The Mediterranean diet has been widely recognized as a healthy dietary pattern for overall health and disease prevention.

In addition to its benefits for heart disease and type 2 diabetes, the Mediterranean diet has been associated with reduced risk of several other chronic diseases, such as cancer and Alzheimer’s disease.

The Mediterranean diet is rich in plant-based foods, such as fruits, vegetables, whole grains, legumes, and nuts, which provide a variety of essential vitamins, minerals, and fiber.

Olive oil is the main source of fat in the diet, which is known for its monounsaturated and polyunsaturated fats that have been shown to reduce LDL (“bad”) cholesterol levels and inflammation.

Moderate intake of fish, poultry, and dairy products provides lean protein sources, while red and processed meat consumption is limited.

Low-to-moderate consumption of wine with meals, primarily red wine, is also a characteristic of the Mediterranean diet and has been linked to the presence of flavonoids and other beneficial compounds.

Studies have shown that following a Mediterranean diet can help people with type 2 diabetes manage their blood sugar levels and improve insulin sensitivity, which is the ability of the body to respond to insulin and regulate blood sugar.

This is due to the high fiber content in the diet, which helps slow down the absorption of glucose in the bloodstream, as well as the consumption of high-quality foods that have anti-inflammatory and antioxidant properties.
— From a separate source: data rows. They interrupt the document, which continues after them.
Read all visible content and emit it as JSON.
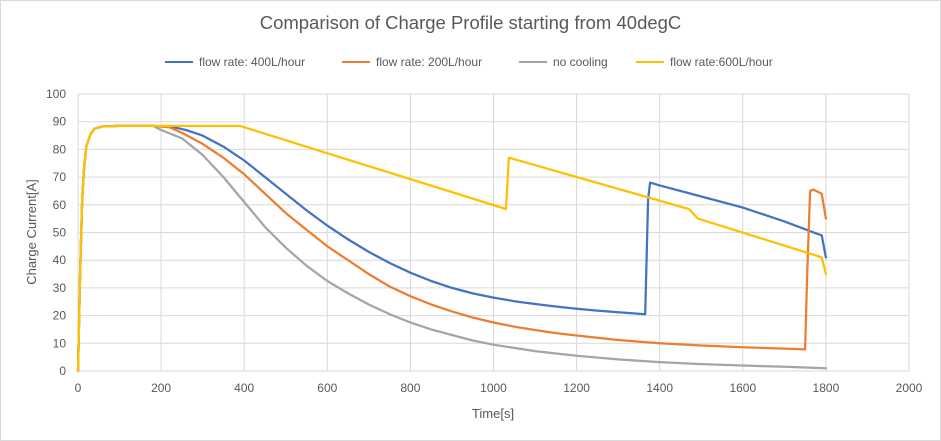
{
  "chart_data": {
    "type": "line",
    "title": "Comparison of Charge Profile starting from 40degC",
    "xlabel": "Time[s]",
    "ylabel": "Charge Current[A]",
    "xlim": [
      0,
      2000
    ],
    "ylim": [
      0,
      100
    ],
    "x_ticks": [
      0,
      200,
      400,
      600,
      800,
      1000,
      1200,
      1400,
      1600,
      1800,
      2000
    ],
    "y_ticks": [
      0,
      10,
      20,
      30,
      40,
      50,
      60,
      70,
      80,
      90,
      100
    ],
    "grid": true,
    "legend_position": "top",
    "series": [
      {
        "name": "flow rate: 400L/hour",
        "color": "#4472c4",
        "points": [
          [
            0,
            0
          ],
          [
            5,
            35
          ],
          [
            10,
            62
          ],
          [
            15,
            74
          ],
          [
            20,
            81
          ],
          [
            30,
            85.5
          ],
          [
            40,
            87.5
          ],
          [
            60,
            88.3
          ],
          [
            100,
            88.5
          ],
          [
            180,
            88.5
          ],
          [
            230,
            88
          ],
          [
            260,
            87
          ],
          [
            300,
            85
          ],
          [
            350,
            81
          ],
          [
            400,
            76
          ],
          [
            450,
            70
          ],
          [
            500,
            64
          ],
          [
            550,
            58
          ],
          [
            600,
            52.5
          ],
          [
            650,
            47.5
          ],
          [
            700,
            43
          ],
          [
            750,
            39
          ],
          [
            800,
            35.5
          ],
          [
            850,
            32.5
          ],
          [
            900,
            30
          ],
          [
            950,
            28
          ],
          [
            1000,
            26.5
          ],
          [
            1050,
            25.2
          ],
          [
            1100,
            24.2
          ],
          [
            1150,
            23.3
          ],
          [
            1200,
            22.5
          ],
          [
            1250,
            21.8
          ],
          [
            1300,
            21.2
          ],
          [
            1365,
            20.5
          ],
          [
            1372,
            62
          ],
          [
            1377,
            68
          ],
          [
            1400,
            67
          ],
          [
            1500,
            63
          ],
          [
            1600,
            59
          ],
          [
            1700,
            54
          ],
          [
            1780,
            49.5
          ],
          [
            1790,
            49
          ],
          [
            1800,
            41
          ]
        ]
      },
      {
        "name": "flow rate: 200L/hour",
        "color": "#ed7d31",
        "points": [
          [
            0,
            0
          ],
          [
            5,
            35
          ],
          [
            10,
            62
          ],
          [
            15,
            74
          ],
          [
            20,
            81
          ],
          [
            30,
            85.5
          ],
          [
            40,
            87.5
          ],
          [
            60,
            88.3
          ],
          [
            100,
            88.5
          ],
          [
            180,
            88.5
          ],
          [
            220,
            88
          ],
          [
            250,
            86
          ],
          [
            300,
            82
          ],
          [
            350,
            77
          ],
          [
            400,
            71
          ],
          [
            450,
            64
          ],
          [
            500,
            57
          ],
          [
            550,
            51
          ],
          [
            600,
            45
          ],
          [
            650,
            40
          ],
          [
            700,
            35
          ],
          [
            750,
            30.5
          ],
          [
            800,
            27
          ],
          [
            850,
            24
          ],
          [
            900,
            21.5
          ],
          [
            950,
            19.3
          ],
          [
            1000,
            17.5
          ],
          [
            1050,
            16
          ],
          [
            1100,
            14.8
          ],
          [
            1150,
            13.7
          ],
          [
            1200,
            12.8
          ],
          [
            1300,
            11.2
          ],
          [
            1400,
            10
          ],
          [
            1500,
            9.2
          ],
          [
            1600,
            8.6
          ],
          [
            1700,
            8.1
          ],
          [
            1750,
            7.8
          ],
          [
            1755,
            35
          ],
          [
            1762,
            65
          ],
          [
            1770,
            65.5
          ],
          [
            1790,
            64
          ],
          [
            1800,
            55
          ]
        ]
      },
      {
        "name": "no cooling",
        "color": "#a5a5a5",
        "points": [
          [
            0,
            0
          ],
          [
            5,
            35
          ],
          [
            10,
            62
          ],
          [
            15,
            74
          ],
          [
            20,
            81
          ],
          [
            30,
            85.5
          ],
          [
            40,
            87.5
          ],
          [
            60,
            88.3
          ],
          [
            100,
            88.5
          ],
          [
            180,
            88.5
          ],
          [
            200,
            87
          ],
          [
            250,
            84
          ],
          [
            300,
            78
          ],
          [
            350,
            70
          ],
          [
            400,
            61
          ],
          [
            450,
            52
          ],
          [
            500,
            44.5
          ],
          [
            550,
            38
          ],
          [
            600,
            32.5
          ],
          [
            650,
            28
          ],
          [
            700,
            24
          ],
          [
            750,
            20.5
          ],
          [
            800,
            17.5
          ],
          [
            850,
            15
          ],
          [
            900,
            13
          ],
          [
            950,
            11
          ],
          [
            1000,
            9.5
          ],
          [
            1100,
            7.2
          ],
          [
            1200,
            5.5
          ],
          [
            1300,
            4.2
          ],
          [
            1400,
            3.2
          ],
          [
            1500,
            2.5
          ],
          [
            1600,
            2
          ],
          [
            1700,
            1.5
          ],
          [
            1800,
            1
          ]
        ]
      },
      {
        "name": "flow rate:600L/hour",
        "color": "#ffc000",
        "points": [
          [
            0,
            0
          ],
          [
            5,
            35
          ],
          [
            10,
            62
          ],
          [
            15,
            74
          ],
          [
            20,
            81
          ],
          [
            30,
            85.5
          ],
          [
            40,
            87.5
          ],
          [
            60,
            88.3
          ],
          [
            100,
            88.5
          ],
          [
            390,
            88.5
          ],
          [
            1030,
            58.5
          ],
          [
            1037,
            77
          ],
          [
            1470,
            58.5
          ],
          [
            1480,
            57
          ],
          [
            1492,
            55
          ],
          [
            1780,
            41.5
          ],
          [
            1790,
            41
          ],
          [
            1800,
            35
          ]
        ]
      }
    ]
  }
}
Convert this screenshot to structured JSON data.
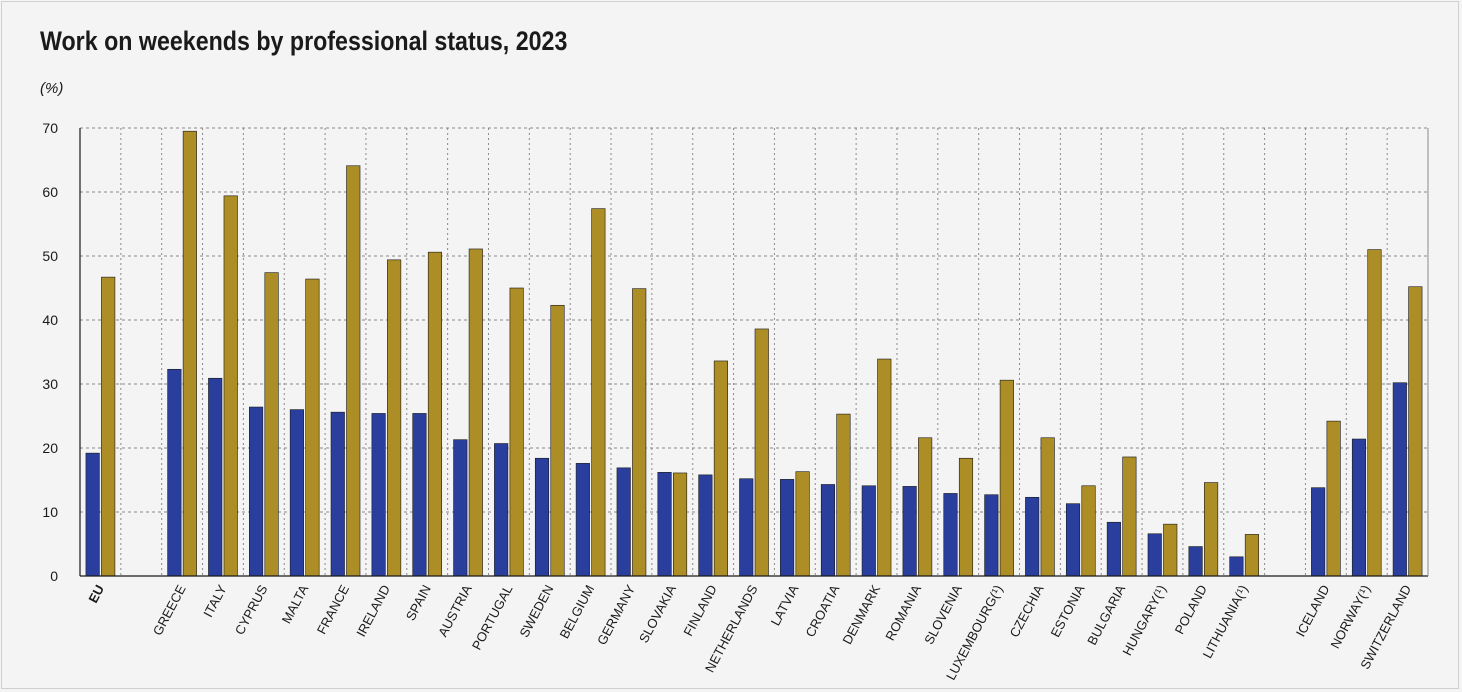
{
  "chart_data": {
    "type": "bar",
    "title": "Work on weekends by professional status, 2023",
    "unit": "(%)",
    "ylim": [
      0,
      70
    ],
    "yticks": [
      0,
      10,
      20,
      30,
      40,
      50,
      60,
      70
    ],
    "grid": true,
    "colors": {
      "series_a": "#2a3f9d",
      "series_b": "#ad8d25",
      "grid": "#8a8a8a",
      "axis": "#1a1a1a"
    },
    "categories": [
      "EU",
      "GREECE",
      "ITALY",
      "CYPRUS",
      "MALTA",
      "FRANCE",
      "IRELAND",
      "SPAIN",
      "AUSTRIA",
      "PORTUGAL",
      "SWEDEN",
      "BELGIUM",
      "GERMANY",
      "SLOVAKIA",
      "FINLAND",
      "NETHERLANDS",
      "LATVIA",
      "CROATIA",
      "DENMARK",
      "ROMANIA",
      "SLOVENIA",
      "LUXEMBOURG(¹)",
      "CZECHIA",
      "ESTONIA",
      "BULGARIA",
      "HUNGARY(¹)",
      "POLAND",
      "LITHUANIA(¹)",
      "ICELAND",
      "NORWAY(¹)",
      "SWITZERLAND"
    ],
    "series": [
      {
        "values": [
          19.2,
          32.3,
          30.9,
          26.4,
          26.0,
          25.6,
          25.4,
          25.4,
          21.3,
          20.7,
          18.4,
          17.6,
          16.9,
          16.2,
          15.8,
          15.2,
          15.1,
          14.3,
          14.1,
          14.0,
          12.9,
          12.7,
          12.3,
          11.3,
          8.4,
          6.6,
          4.6,
          3.0,
          13.8,
          21.4,
          30.2
        ]
      },
      {
        "values": [
          46.7,
          69.5,
          59.4,
          47.4,
          46.4,
          64.1,
          49.4,
          50.6,
          51.1,
          45.0,
          42.3,
          57.4,
          44.9,
          16.1,
          33.6,
          38.6,
          16.3,
          25.3,
          33.9,
          21.6,
          18.4,
          30.6,
          21.6,
          14.1,
          18.6,
          8.1,
          14.6,
          6.5,
          24.2,
          51.0,
          45.2
        ]
      }
    ]
  }
}
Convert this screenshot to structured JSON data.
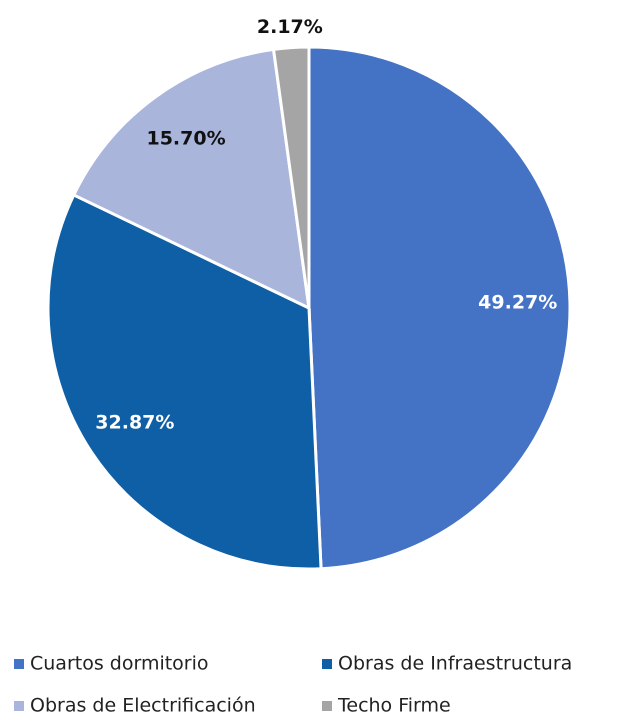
{
  "chart_data": {
    "type": "pie",
    "categories": [
      "Cuartos dormitorio",
      "Obras de Infraestructura",
      "Obras de Electrificación",
      "Techo Firme"
    ],
    "values": [
      49.27,
      32.87,
      15.7,
      2.17
    ],
    "value_labels": [
      "49.27%",
      "32.87%",
      "15.70%",
      "2.17%"
    ],
    "colors": [
      "#4472c4",
      "#0f5fa6",
      "#a9b5db",
      "#a5a5a5"
    ],
    "legend": "bottom"
  }
}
The anti-inflammatory effects of the Mediterranean diet are thought to be related to the increased consumption of foods rich in polyphenols and flavonoids, such as fruits, vegetables, and olive oil.

These compounds have been shown to reduce oxidative stress and inflammation, which are key contributors to the development of chronic diseases.

In addition, the Mediterranean diet has been associated with reduced levels of markers of inflammation in the blood, such as C-reactive protein.

The Mediterranean diet has also been shown to improve endothelial function, which is the ability of the blood vessels to relax and dilate in response to increased blood flow.

Endothelial dysfunction is an early marker of atherosclerosis, a disease process that underlies many cardiovascular diseases.

The high consumption of fruits, vegetables, and whole grains in the Mediterranean diet provides a variety of vitamins and minerals that support endothelial function, while the monounsaturated and polyunsaturated fats in olive oil help maintain the integrity of the blood vessel walls.

Overall, the Mediterranean diet is a well-established dietary pattern that has been shown to have numerous health benefits, particularly for individuals with type 2 diabetes and those at risk for cardiovascular disease.

By incorporating more plant-based foods, healthy fats, and moderate alcohol consumption, the Mediterranean diet offers a sustainable and enjoyable way to improve health and reduce the risk of chronic diseases.

The research was published in Endocrine and conducted by Katherine Esposito et al.